Емельянов под трибунал попал за дезертирство и драку с представителем гражданской власти. Его личное дело Воронцов помнил. Оно его насторожило. Потом, однажды ночью, в окопе, когда Емельянов стоял на дежурстве, Воронцов разговорился с ним. В апрельских боях Емельянов получил средней тяжести ранение в область бедра. Его отправили в Тулу, в тыловой госпиталь. Подлечился и получил направление в запасной полк. Перед отправкой в полк из дома пришло письмо. Жена писала о своём житье-бытье. Деревню, где жила семья Емельянова, недавно освободили. Всё разбито. Слава богу, изба осталась цела. Но хозяйство разграблено. Скот немцы порезали. Чудом сохранили корову. Двое малых детей. С утра до ночи в поле. А тут председатель колхоза начал придираться к ней по каждой мелочи. А вскоре прямо заявил, что, если она ему не уступит, житья ей не будет. И вот Емельянов, получив такое письмо от жены, решил наведаться на родину. Дорога в запасной полк лежала хоть и не прямая, но крюк до деревни Емельяновки оказался невеликим. Пришёл домой, переночевал в родном доме. А наутро навестил председателя колхоза.
– И что обидно, товарищ младший лейтенант! – рассказывал ему Емельянов. – Председатель-то – дядя мой родной! Вот сволочь! Ну и отвалял я его прямо там, в поле, перед бригадой. По-родственному. Если бы чужой был, может, душа так сильно и не запьянела бы… А тут – все ворота с петель. – И Емельянов покачал увесистым кулаком. – А вечером приехали участковый и капитан из военкомата…
– Что жена пишет?
– Отстал он от неё. Вдов теперь обхаживает. Это – пускай. Дело житейское.
– Значит, Емельянов, не зря ты из госпиталя до родной деревни кругаля дал?
– Выходит, что не зря.
И они рассмеялись. Хоть и горек был тот смех, а всё же поговорили по душам.

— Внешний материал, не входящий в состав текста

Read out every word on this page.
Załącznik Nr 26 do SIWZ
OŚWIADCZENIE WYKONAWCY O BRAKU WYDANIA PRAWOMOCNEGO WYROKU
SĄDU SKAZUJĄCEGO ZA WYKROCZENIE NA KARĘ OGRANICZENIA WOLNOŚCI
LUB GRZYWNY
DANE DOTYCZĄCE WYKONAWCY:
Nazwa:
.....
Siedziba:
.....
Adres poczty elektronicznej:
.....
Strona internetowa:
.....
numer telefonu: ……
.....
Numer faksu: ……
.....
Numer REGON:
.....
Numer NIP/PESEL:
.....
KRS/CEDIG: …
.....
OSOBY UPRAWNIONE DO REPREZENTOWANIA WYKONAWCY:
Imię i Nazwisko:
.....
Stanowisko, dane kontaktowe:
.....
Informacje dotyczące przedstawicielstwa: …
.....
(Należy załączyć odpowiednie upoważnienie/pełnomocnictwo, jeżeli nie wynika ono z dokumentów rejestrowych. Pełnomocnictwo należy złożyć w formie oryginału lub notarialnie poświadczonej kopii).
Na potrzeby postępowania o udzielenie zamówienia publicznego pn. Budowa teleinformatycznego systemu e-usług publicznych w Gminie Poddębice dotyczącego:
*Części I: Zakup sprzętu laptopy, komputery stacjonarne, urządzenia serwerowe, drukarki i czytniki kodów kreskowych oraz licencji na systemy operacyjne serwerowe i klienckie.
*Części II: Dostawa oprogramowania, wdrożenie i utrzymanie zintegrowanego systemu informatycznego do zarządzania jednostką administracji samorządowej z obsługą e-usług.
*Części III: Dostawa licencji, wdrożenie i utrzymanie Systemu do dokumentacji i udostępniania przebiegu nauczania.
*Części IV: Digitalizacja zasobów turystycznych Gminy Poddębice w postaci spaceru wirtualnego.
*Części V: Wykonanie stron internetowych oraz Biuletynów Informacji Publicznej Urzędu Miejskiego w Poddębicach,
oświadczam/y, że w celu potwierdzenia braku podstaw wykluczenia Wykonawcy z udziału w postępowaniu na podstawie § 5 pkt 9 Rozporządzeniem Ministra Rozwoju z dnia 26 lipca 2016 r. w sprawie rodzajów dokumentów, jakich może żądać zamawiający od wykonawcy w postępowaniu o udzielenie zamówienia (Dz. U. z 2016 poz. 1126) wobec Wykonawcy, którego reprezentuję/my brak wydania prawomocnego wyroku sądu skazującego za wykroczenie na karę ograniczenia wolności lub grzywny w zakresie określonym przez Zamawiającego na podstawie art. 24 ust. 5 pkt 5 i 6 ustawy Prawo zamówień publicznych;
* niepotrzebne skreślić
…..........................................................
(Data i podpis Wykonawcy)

Разных людей сбивала война в штрафные роты. Иногда, с очередным пополнением приходили откровенные негодяи, которые и здесь пытались урвать своё, в том числе и ценой чужой жизни. Но такие здесь, на переднем крае, как правило, жили недолго. Лагерный закон: умри ты сегодня, а я завтра, здесь не действовал. От смерти на войне солдата мог уберечь только верный товарищ, вовремя оказавшийся рядом, исправное оружие и толковый командир. Основу же штрафных подразделений составляли всё же не уголовники, которым по стечению обстоятельств тюрьму и лагеря заменили на две-три атаки с винтовкой в руках, а обыкновенные люди, простые солдаты. И преступления их можно было считать таковыми зачастую условно.
– Если что, тут же сообщи мне. Я на имя военкома письмо напишу, а батя подпишет.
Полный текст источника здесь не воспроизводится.